For optics For optics, the Edge 40 Neo packs a dual camera setup at the rear. The primary camera is a 50-megapixel shooter with an f/1.8 aperture optical image stabilisation (OIS) and UltraPixel technology. Motorola claims it can instantly adjust to the low light settings to let in more light. Another camera features a 13-megapixel sensor, an ultra-wide camera equipped with electronic image stabilisation (EIS) with autofocus. Kudos to Motorola for taking the time to avoid adding gimmicky cameras of 2 MP to try to increase the cameras’ specs. The front camera has 32 MP.
Motorola phones have always needed more in regards to cameras. However, they are slowly catching up. Images taken with Edge 40 Neo look sharp, bright, and vibrant. However, there are slight boosts in standard lighting with improved portraits. Edge detection, however, must be improved further, and image quality could have been enhanced in night mode. I also did not like the fact that the phone took just a couple of seconds longer than it usually takes to finish processing the final image, and at times, it oversaturated the photos. This is something that needs to be considered.
In the video area, the front and back cameras both support 4K at 30FPS, which is rare in this market. The phone comes with some cool features, such as portrait mode, where you can blur both front and background images and a low light mode that will detect soft lighting to adjust to it. The phone also comes with the ability to lock the horizon, HDR video and audio zoom features. The quality and stability of the video were also excellent; however, as mentioned earlier, the night video clarity can also be improved for enhancements.
Its Moto Edge 40 Neo comes with a battery that’s 5000mAh, which is higher than the 4,400mAh on the more expensive Motorola Edge 40. The storm is expected to last for a whole day with regular use since its MediaTek Dimensity 9000 can sip the battery and is optimised to conserve the battery.
Since I’m not a huge gamer, I found it possible to comfortably get through the day on just one charge at the beginning of the day, involving occasional browsing for 1 to 2 hours, several emails, viewing videos and taking photos. If used by avid gamers, the battery may only last for part of the day. Motorola includes the Turbocharger, which is 89 watts in power and charges the phone very quickly, taking just longer than an hour, ranging from 2-3 per cent to 100.
On the software front, the Moto Edge 40 Neo runs Android 13 using MYUX, a rebranded version of the OS. It runs the Android OS close to stock with no bloatware or bloatware, excluding the nifty Moto apps that give you more security options, such as Thinkshield and PIN scrambler. The OS is swift, has virtually no lags in my whole use, and has excellent reception on 5G networks.
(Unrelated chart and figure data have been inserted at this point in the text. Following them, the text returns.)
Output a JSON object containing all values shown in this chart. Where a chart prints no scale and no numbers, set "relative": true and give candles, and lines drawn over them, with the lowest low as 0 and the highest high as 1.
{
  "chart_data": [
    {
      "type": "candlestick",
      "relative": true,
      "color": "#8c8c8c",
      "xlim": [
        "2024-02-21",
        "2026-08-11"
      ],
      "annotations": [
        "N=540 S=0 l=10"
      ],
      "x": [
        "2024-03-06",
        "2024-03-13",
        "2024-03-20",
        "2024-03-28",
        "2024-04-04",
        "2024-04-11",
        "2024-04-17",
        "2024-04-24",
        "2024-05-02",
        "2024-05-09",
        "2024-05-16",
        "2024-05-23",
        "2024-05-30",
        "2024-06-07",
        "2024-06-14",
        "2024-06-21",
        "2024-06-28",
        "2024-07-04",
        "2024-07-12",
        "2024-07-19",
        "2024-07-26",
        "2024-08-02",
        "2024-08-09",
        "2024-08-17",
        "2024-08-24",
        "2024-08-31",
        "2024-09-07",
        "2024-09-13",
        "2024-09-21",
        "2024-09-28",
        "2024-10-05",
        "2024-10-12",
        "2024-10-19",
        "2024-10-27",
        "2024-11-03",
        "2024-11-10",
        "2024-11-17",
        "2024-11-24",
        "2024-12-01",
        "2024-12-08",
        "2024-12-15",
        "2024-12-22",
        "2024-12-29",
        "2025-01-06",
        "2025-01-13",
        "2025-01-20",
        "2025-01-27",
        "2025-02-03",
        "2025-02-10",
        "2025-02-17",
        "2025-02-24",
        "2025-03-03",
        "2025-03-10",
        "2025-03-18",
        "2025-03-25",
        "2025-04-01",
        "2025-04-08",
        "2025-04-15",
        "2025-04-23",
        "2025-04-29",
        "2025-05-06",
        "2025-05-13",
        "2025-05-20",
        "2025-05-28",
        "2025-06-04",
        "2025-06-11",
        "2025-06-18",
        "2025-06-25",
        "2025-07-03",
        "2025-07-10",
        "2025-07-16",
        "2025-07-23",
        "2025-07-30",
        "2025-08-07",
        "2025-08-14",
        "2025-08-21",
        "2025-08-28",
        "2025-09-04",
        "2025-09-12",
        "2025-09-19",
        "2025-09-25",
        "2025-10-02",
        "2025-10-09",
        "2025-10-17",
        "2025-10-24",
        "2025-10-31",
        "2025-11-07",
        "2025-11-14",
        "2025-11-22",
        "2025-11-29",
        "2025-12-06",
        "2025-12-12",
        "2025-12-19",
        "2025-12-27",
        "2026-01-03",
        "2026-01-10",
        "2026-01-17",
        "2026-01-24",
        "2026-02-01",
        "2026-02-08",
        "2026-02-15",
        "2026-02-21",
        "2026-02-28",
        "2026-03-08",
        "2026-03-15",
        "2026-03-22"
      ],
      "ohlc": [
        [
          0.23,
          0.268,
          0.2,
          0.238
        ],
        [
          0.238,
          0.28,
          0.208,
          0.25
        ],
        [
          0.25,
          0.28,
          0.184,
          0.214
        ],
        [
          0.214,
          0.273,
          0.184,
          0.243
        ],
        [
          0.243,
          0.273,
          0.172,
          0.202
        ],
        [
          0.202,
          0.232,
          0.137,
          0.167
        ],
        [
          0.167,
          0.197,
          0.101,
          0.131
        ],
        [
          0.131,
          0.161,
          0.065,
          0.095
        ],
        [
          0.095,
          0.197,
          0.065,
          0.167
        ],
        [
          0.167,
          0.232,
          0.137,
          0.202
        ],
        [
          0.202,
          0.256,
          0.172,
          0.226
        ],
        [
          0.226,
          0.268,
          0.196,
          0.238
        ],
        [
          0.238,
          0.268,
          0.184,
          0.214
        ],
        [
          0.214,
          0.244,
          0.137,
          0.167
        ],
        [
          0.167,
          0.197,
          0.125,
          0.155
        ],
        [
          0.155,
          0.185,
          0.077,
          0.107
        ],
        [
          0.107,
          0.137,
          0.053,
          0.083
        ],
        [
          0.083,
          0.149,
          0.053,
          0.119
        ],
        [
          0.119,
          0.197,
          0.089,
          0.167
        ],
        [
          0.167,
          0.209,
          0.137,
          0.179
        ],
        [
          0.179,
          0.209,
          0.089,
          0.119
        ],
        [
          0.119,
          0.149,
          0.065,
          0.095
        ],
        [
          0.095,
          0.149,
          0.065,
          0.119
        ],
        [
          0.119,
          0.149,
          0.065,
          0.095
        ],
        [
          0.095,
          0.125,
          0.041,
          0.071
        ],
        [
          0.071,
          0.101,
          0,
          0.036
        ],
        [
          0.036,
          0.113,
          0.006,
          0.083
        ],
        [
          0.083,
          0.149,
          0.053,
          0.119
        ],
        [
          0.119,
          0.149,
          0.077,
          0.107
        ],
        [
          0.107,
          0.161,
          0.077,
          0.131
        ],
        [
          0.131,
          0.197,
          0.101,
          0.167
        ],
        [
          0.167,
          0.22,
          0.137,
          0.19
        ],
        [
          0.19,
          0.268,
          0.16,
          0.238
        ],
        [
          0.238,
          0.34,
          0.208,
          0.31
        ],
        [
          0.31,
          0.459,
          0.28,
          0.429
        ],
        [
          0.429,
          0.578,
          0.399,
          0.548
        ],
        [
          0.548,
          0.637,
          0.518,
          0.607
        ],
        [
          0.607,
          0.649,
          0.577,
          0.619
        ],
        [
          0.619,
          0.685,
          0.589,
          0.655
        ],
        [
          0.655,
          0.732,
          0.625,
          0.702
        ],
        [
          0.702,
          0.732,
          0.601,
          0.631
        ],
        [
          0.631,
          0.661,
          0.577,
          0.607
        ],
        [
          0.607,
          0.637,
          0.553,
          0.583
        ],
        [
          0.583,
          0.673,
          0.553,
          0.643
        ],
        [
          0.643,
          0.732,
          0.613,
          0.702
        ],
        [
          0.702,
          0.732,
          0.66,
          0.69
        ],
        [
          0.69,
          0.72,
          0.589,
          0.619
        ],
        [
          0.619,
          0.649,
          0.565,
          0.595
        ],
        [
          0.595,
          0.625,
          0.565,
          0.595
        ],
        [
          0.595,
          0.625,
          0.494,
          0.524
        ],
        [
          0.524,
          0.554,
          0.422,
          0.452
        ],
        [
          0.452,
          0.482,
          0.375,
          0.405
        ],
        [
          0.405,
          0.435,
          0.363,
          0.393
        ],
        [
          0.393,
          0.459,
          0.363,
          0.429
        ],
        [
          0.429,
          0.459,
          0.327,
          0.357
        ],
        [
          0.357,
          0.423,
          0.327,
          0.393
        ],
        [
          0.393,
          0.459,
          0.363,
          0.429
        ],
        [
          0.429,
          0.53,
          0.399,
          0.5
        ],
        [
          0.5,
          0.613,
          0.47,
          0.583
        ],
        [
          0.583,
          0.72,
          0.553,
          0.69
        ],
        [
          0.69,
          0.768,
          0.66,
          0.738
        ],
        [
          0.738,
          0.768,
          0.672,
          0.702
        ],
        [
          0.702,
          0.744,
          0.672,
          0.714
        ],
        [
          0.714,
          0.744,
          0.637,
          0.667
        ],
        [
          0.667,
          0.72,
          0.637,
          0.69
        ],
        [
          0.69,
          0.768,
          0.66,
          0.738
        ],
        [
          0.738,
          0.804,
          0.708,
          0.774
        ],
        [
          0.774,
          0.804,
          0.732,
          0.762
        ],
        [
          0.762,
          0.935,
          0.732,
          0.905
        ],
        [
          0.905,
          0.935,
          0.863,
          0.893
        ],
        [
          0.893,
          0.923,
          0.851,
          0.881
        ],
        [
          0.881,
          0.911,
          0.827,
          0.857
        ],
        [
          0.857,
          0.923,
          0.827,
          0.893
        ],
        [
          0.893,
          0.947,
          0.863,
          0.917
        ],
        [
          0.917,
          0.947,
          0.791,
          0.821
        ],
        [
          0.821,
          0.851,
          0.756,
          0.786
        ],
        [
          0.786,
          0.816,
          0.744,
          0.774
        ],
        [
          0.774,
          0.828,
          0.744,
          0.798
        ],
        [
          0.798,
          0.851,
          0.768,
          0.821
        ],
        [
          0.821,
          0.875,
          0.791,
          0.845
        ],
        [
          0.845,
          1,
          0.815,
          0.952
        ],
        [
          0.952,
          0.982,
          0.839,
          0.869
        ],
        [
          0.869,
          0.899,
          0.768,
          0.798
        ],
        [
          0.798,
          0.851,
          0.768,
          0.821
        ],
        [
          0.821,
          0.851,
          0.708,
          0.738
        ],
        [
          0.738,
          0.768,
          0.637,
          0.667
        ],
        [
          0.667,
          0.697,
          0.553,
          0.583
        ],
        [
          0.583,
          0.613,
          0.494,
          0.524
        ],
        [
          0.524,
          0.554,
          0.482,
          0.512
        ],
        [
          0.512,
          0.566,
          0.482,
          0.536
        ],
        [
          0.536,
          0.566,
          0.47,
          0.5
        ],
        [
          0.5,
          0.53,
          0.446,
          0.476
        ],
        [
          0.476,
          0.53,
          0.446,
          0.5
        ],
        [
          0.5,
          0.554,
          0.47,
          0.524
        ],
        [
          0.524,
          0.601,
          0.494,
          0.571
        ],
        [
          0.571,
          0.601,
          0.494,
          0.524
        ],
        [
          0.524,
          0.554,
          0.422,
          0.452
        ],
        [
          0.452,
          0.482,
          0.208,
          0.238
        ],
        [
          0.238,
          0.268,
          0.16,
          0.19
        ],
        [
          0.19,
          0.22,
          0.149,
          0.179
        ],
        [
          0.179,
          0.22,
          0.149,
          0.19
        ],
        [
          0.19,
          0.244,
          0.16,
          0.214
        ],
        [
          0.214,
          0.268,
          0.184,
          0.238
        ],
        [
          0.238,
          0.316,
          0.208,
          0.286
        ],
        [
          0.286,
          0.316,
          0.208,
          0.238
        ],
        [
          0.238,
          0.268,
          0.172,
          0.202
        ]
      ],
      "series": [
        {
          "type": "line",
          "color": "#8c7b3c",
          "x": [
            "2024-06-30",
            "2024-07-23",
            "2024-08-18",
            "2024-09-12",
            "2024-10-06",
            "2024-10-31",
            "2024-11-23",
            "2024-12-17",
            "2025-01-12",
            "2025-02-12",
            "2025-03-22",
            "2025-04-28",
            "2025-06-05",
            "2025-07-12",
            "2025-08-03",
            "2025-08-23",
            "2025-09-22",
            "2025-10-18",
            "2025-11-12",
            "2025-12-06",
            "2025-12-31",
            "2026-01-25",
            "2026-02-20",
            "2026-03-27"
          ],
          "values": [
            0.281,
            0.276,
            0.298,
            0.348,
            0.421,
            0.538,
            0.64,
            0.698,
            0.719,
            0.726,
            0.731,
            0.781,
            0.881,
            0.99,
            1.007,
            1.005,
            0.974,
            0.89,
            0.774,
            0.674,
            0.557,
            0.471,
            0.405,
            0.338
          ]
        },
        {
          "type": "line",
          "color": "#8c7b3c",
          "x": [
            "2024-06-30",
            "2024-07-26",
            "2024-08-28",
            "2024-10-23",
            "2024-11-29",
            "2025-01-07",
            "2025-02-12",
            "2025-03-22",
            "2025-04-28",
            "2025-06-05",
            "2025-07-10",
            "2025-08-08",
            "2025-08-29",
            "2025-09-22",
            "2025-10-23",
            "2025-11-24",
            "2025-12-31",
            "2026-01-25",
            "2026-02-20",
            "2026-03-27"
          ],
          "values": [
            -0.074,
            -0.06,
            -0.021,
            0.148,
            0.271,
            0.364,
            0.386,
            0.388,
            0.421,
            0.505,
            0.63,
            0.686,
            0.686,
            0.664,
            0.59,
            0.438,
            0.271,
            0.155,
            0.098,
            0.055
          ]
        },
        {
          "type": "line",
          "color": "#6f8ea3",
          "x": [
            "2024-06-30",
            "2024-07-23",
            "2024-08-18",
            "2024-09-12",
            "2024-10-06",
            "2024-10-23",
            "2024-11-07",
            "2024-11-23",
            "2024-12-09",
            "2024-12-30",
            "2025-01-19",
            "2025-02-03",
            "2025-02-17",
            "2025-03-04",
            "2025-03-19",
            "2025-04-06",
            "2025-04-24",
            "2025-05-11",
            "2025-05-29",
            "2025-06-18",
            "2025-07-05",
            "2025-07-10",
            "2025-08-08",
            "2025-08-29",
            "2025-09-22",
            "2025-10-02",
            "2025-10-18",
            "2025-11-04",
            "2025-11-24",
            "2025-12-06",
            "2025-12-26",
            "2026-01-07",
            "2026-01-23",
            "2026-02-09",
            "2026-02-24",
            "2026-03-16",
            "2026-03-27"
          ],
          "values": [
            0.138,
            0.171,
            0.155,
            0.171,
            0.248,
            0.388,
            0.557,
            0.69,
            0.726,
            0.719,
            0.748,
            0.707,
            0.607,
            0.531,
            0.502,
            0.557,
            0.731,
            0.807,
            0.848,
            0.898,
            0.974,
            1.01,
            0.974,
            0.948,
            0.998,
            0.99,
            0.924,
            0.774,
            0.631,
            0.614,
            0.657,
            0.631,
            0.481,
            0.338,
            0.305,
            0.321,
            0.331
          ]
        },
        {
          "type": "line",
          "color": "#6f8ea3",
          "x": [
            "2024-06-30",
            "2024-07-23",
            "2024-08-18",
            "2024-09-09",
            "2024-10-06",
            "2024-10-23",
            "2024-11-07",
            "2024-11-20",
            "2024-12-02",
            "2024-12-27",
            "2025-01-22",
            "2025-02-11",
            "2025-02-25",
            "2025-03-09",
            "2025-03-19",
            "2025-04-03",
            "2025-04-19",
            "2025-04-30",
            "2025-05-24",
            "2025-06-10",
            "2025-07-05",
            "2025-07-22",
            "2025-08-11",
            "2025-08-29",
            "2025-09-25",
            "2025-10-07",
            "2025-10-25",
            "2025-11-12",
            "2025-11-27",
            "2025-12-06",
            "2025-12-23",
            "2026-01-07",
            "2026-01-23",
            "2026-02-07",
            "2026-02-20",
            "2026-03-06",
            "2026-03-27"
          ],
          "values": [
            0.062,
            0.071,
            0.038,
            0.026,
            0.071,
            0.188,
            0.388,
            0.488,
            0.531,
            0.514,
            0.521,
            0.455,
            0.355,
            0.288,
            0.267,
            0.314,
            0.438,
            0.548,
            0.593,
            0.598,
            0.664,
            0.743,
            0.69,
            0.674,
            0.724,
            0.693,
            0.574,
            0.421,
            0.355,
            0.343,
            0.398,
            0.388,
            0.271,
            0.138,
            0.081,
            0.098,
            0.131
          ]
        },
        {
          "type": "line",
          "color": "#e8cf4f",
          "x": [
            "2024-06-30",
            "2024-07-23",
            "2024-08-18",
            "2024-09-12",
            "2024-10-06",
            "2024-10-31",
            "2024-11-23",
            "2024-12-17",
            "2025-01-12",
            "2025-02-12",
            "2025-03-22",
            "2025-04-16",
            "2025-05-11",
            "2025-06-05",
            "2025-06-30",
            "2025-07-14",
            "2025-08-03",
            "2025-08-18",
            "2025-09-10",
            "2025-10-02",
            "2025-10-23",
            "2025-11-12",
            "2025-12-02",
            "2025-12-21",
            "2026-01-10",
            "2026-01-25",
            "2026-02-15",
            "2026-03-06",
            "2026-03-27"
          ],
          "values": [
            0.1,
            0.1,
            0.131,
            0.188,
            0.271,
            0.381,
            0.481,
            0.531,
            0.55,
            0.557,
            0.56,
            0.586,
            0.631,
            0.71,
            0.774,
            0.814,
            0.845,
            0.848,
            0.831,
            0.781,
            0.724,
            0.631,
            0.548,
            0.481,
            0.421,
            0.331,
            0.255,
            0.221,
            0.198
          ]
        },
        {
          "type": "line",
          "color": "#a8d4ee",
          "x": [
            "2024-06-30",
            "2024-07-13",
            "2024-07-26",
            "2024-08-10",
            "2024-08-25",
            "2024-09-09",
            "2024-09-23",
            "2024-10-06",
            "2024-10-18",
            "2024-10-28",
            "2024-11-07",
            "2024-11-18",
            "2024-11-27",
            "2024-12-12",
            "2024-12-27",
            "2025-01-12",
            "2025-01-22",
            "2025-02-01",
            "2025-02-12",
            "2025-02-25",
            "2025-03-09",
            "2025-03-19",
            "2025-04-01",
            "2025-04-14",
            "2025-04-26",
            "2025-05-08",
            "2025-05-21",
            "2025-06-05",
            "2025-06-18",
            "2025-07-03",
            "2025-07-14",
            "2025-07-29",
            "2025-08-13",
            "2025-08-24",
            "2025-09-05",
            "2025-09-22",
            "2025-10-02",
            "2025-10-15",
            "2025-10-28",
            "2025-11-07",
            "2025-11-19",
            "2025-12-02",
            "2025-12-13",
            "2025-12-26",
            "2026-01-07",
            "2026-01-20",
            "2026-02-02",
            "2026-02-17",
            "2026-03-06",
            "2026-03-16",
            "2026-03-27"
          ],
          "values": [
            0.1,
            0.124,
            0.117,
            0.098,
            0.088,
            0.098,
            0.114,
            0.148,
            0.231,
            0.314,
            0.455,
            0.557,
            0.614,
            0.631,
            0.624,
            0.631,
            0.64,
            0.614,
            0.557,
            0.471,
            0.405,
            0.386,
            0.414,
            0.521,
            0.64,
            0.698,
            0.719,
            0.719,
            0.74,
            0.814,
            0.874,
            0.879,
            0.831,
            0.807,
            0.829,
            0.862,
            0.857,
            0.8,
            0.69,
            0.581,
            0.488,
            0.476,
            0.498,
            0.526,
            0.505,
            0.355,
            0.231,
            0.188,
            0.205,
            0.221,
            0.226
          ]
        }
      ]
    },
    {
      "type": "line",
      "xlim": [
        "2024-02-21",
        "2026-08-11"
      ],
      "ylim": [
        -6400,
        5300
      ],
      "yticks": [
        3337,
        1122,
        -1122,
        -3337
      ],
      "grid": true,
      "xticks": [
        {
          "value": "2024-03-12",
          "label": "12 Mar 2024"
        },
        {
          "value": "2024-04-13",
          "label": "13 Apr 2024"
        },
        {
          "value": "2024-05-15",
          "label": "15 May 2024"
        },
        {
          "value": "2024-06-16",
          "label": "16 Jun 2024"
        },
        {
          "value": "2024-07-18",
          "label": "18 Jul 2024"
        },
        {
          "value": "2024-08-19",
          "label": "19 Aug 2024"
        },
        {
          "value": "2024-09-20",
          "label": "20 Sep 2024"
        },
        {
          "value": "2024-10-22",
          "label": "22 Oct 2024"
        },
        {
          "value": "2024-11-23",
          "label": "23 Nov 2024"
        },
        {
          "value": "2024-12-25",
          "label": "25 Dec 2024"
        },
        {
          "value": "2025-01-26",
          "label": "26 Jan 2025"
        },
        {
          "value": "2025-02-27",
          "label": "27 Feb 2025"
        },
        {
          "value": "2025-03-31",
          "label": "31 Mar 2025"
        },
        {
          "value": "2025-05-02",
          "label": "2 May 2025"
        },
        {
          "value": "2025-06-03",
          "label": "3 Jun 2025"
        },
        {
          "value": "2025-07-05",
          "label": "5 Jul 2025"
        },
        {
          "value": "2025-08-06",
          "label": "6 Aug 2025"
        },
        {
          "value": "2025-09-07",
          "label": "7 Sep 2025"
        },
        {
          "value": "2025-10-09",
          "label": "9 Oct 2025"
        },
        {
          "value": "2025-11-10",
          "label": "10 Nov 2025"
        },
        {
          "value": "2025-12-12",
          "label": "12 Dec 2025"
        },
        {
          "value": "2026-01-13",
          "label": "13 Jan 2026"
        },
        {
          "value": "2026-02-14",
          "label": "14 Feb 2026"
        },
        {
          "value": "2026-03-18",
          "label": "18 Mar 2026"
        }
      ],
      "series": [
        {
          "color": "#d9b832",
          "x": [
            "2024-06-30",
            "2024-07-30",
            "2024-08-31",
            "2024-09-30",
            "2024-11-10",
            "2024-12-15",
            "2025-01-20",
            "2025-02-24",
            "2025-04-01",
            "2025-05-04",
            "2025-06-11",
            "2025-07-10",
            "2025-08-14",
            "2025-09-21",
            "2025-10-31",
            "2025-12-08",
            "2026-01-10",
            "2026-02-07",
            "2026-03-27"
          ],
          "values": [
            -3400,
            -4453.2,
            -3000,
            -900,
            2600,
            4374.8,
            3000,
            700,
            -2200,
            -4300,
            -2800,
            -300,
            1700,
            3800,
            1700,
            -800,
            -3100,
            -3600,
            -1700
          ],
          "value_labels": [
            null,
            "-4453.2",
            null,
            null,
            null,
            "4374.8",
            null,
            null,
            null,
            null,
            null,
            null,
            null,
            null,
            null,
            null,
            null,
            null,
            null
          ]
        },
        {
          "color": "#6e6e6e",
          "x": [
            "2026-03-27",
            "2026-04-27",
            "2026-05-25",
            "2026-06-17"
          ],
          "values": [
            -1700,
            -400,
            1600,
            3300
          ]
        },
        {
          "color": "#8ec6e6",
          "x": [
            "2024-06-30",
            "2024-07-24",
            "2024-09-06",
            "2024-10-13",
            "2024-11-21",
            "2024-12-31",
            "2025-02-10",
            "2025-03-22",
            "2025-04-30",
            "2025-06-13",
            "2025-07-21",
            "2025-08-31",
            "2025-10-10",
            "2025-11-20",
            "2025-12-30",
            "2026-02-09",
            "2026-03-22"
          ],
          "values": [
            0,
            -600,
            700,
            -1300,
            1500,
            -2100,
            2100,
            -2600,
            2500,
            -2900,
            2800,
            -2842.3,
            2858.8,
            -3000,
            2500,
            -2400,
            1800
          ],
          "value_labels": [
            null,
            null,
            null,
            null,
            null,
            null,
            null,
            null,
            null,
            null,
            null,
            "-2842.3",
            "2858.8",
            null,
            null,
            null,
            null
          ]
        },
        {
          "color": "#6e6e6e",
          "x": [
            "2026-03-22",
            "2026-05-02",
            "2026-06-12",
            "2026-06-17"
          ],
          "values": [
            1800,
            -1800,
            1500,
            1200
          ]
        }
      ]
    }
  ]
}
The phone supports dual-5G, WiFi calling, Bluetooth 5.3, NFC as well as WiFi 6, and I haven’t had any problems with the speed of my internet. I tested the device using Jio along with Airtel SIMs. While five-G reception was excellent and the clarity of calls was exceptional – indoors as well as outdoors – I noticed that the volume of the microphone felt less than optimal during calls.
Overall, the Moto Edge 40 Neo comes with everything of its predecessor, the Moto Edge 40 and comes with features considered to be a bargain within this price range: great appearance, curved display and a punchy, sharp display with AMOLED and 144 hz display NFC and superb dual speakers, IP68-rated enhanced functions for video as well as a CPU that won’t overheat. What features it doesn’t have can’t be considered a problem with the outstanding price for the handset in your mind.
But that does not mean that the phone is completely free of errors – images that are oversaturated with the camera and video stabilisation need some tweaks. Motorola’s software update policy has to be more consistent. The screen’s curvature can lead to accidental touches in a few cases and may require some polishing.